Over its 56 years, the SOA has trained over 60,000 Latin American soldiers in counterinsurgency techniques, sniper training, commando and psychological warfare, military intelligence and interrogation tactics. These graduates have consistently used their skills to wage a war against their own people. Among those targeted by SOA graduates are educators, union organizers, religious workers, student leaders, and others who work for the rights of the poor. Hundreds of thousands of Latin Americans have been tortured, raped, assassinated, “disappeared,” massacred, and forced into refugee by those trained at the School of Assassins.


And here’s what Clark has to say about this symbol of American secret wars and covert intervention, at which, during the 1980s, insurgents were trained in techniques of execution, blackmail, kidnapping and torture:


“There’s been a lot of rotten people who’ve gone to a lot of rotten schools in the history of the world,” Clark said. “And a lot of them went to this school. But a lot of them have gone to Harvard Business School and a lot of other places.”


Back to Body and Soul (click through for all the links):


By no means do I want to hang the Post’s stupidity on Clark. He does a far better job ofdefending the school himself, arguing that while it has indeed produced a lot of nasty graduates, that doesn’t mean that they learned their dark skills here — an argument fairly close to the Post’s, but without the xenophobic undercurrent.

Still, that’s a hard argument to accept when, according to a study by Kate McCoy of the University of Wisconsin, “students who took multiple courses at the School were almost four times more likely to violate [human rights] than their counterparts who took only one course. … greater exposure to the School of the Americas training makes trainees more likely to engage in human rights violations …” What’s more, in 1996 the Pentagon released training manuals used at the school from 1987 and 1991 that advocated torture, blackmail, false imprisonment, and suppression of democratic dissident movements.
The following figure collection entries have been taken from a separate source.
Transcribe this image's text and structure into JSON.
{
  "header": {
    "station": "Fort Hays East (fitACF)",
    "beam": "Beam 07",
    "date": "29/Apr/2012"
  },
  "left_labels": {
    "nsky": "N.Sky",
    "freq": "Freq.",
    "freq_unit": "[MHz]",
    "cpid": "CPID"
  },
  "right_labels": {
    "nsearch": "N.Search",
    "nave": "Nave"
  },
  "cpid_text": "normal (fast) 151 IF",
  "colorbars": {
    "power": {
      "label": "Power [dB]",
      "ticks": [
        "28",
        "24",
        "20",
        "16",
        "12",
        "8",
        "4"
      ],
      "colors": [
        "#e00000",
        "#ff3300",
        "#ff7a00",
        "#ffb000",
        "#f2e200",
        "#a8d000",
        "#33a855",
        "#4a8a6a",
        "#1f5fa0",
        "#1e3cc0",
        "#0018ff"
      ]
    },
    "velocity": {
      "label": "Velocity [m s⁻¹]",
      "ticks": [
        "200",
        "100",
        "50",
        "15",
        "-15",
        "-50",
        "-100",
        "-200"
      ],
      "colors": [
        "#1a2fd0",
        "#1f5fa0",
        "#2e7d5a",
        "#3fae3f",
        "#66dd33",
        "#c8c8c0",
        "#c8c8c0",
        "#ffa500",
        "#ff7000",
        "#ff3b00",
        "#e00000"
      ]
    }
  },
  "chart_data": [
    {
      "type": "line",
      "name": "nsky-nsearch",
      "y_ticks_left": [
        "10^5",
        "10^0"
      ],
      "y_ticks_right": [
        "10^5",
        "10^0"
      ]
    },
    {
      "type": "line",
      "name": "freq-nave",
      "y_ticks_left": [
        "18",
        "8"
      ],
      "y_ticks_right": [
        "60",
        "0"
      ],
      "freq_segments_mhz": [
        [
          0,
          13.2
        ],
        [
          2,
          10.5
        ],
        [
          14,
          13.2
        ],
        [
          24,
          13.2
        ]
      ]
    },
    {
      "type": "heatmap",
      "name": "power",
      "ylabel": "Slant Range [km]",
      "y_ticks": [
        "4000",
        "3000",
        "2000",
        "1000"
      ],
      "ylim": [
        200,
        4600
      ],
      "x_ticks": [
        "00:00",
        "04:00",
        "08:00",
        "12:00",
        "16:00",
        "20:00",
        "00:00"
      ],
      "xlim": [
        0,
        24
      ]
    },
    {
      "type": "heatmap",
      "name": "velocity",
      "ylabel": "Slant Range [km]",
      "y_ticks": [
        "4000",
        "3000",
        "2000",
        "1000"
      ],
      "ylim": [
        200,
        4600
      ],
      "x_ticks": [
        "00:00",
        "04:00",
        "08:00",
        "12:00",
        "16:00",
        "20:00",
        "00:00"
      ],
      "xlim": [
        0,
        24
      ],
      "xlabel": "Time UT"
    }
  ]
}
The kind of people who attended the School of the Americas may have already had a propensity for thuggish behavior, but it’s clear whatever innate talents they had were polished and perfected at the SOA.


I am very much in the ABB (Anybody but Bush) camp this year, but I find this extremely disturbing.

here’s Clark’s statement on the SOA.

…a reader defends Clark:


My irritation with the issue being so imprortant to some against Clark basically falls along the following line.
1. He tried to get the US to intervene in the genocide in Rwanda
2. He was key in negotiating the Dayton Peace Accord
3. He didn’t stone wall or block the investigation or release of records about SOA during his tenure as SOUCOM
4. A course on the role of Civilian and Military Leadership in a constitutional democracy was added during his tenure.
5. He organized an intervention that put a stop to the ethnic cleansing in the Balkans (Kosovars consider the man a hero, Republicans consider him a traitor)
6. He openly advocates and argues for the International Criminal Court

So my point is basically if you look at his actions over the last decade you see a man that has fought for humanitarian rights and international law every chance he had. But he also has made a statement supporting a school that is not popular with many people on the left. Which outweighs the other?